MULTIVARIABLE PROGNOSTIC MODELS: ISSUES IN DEVELOPING MODELS, EVALUATING ASSUMPTIONS AND ADEQUACY, AND MEASURING AND REDUCING ERRORS

Abstract

Multivariable regression models are powerful tools that are used frequently in studies of clinical outcomes. These models can use a mixture of categorical and continuous variables and can handle partially observed (censored) responses. However, uncritical application of modelling techniques can result in models that poorly fit the dataset at hand, or, even more likely, inaccurately predict outcomes on new subjects. One must know how to measure qualities of a model's fit in order to avoid poorly fitted or overfitted models. Measurement of predictive accuracy can be difficult for survival time data in the presence of censoring. We discuss an easily interpretable index of predictive discrimination as well as methods for assessing calibration of predicted survival probabilities.
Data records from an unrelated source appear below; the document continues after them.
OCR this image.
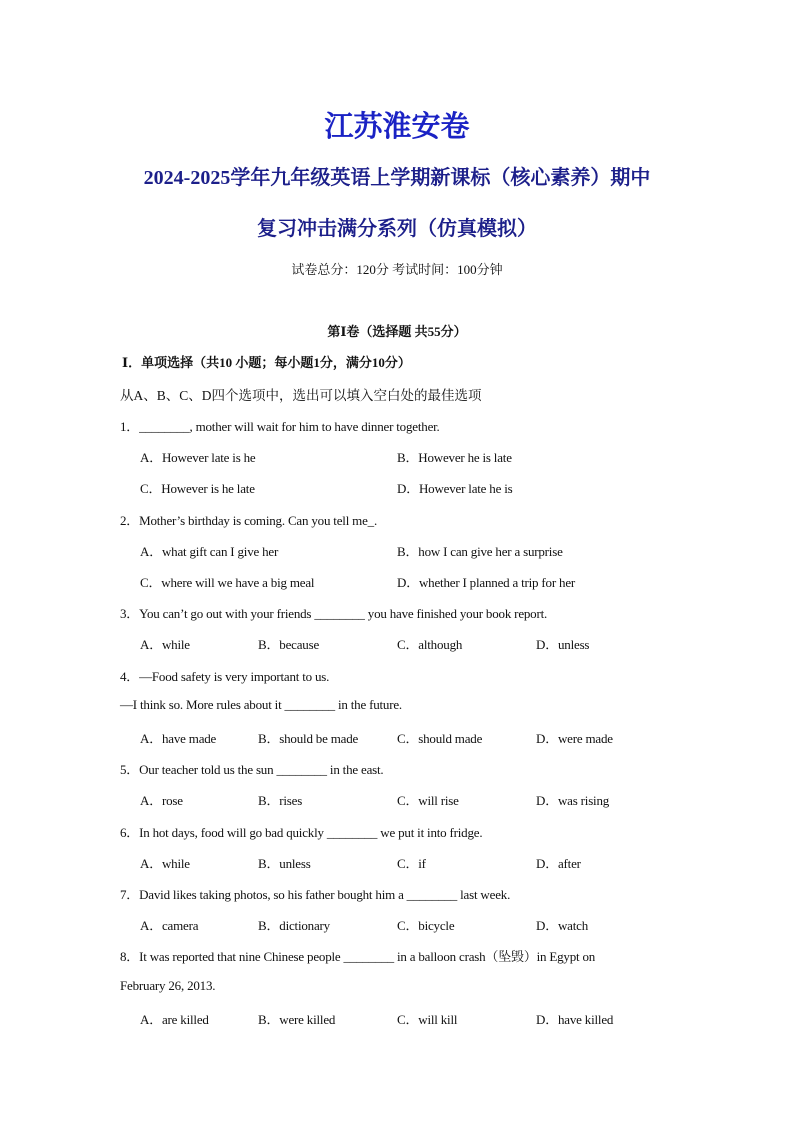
江苏淮安卷
2024-2025学年九年级英语上学期新课标（核心素养）期中
复习冲击满分系列（仿真模拟）
试卷总分：120分 考试时间：100分钟
第Ⅰ卷（选择题 共55分）
Ⅰ．单项选择（共10 小题；每小题1分，满分10分）
从A、B、C、D四个选项中，选出可以填入空白处的最佳选项
1．________, mother will wait for him to have dinner together.
A．However late is he	B．However he is late
C．However is he late	D．However late he is
2．Mother’s birthday is coming. Can you tell me_.
A．what gift can I give her	B．how I can give her a surprise
C．where will we have a big meal	D．whether I planned a trip for her
3．You can’t go out with your friends ________ you have finished your book report.
A．while	B．because	C．although	D．unless
4．—Food safety is very important to us.
—I think so. More rules about it ________ in the future.
A．have made	B．should be made	C．should made	D．were made
5．Our teacher told us the sun ________ in the east.
A．rose	B．rises	C．will rise	D．was rising
6．In hot days, food will go bad quickly ________ we put it into fridge.
A．while	B．unless	C．if	D．after
7．David likes taking photos, so his father bought him a ________ last week.
A．camera	B．dictionary	C．bicycle	D．watch
8．It was reported that nine Chinese people ________ in a balloon crash（坠毁）in Egypt on
February 26, 2013.
A．are killed	B．were killed	C．will kill	D．have killed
Both types of predictive accuracy should be unbiasedly validated using bootstrapping or cross-validation, before using predictions in a new data series. We discuss some of the hazards of poorly fitted and overfitted regression models and present one modelling strategy that avoids many of the problems discussed. The methods described are applicable to all regression models, but are particularly needed for binary, ordinal, and time-to-event outcomes. Methods are illustrated with a survival analysis in prostate cancer using Cox regression.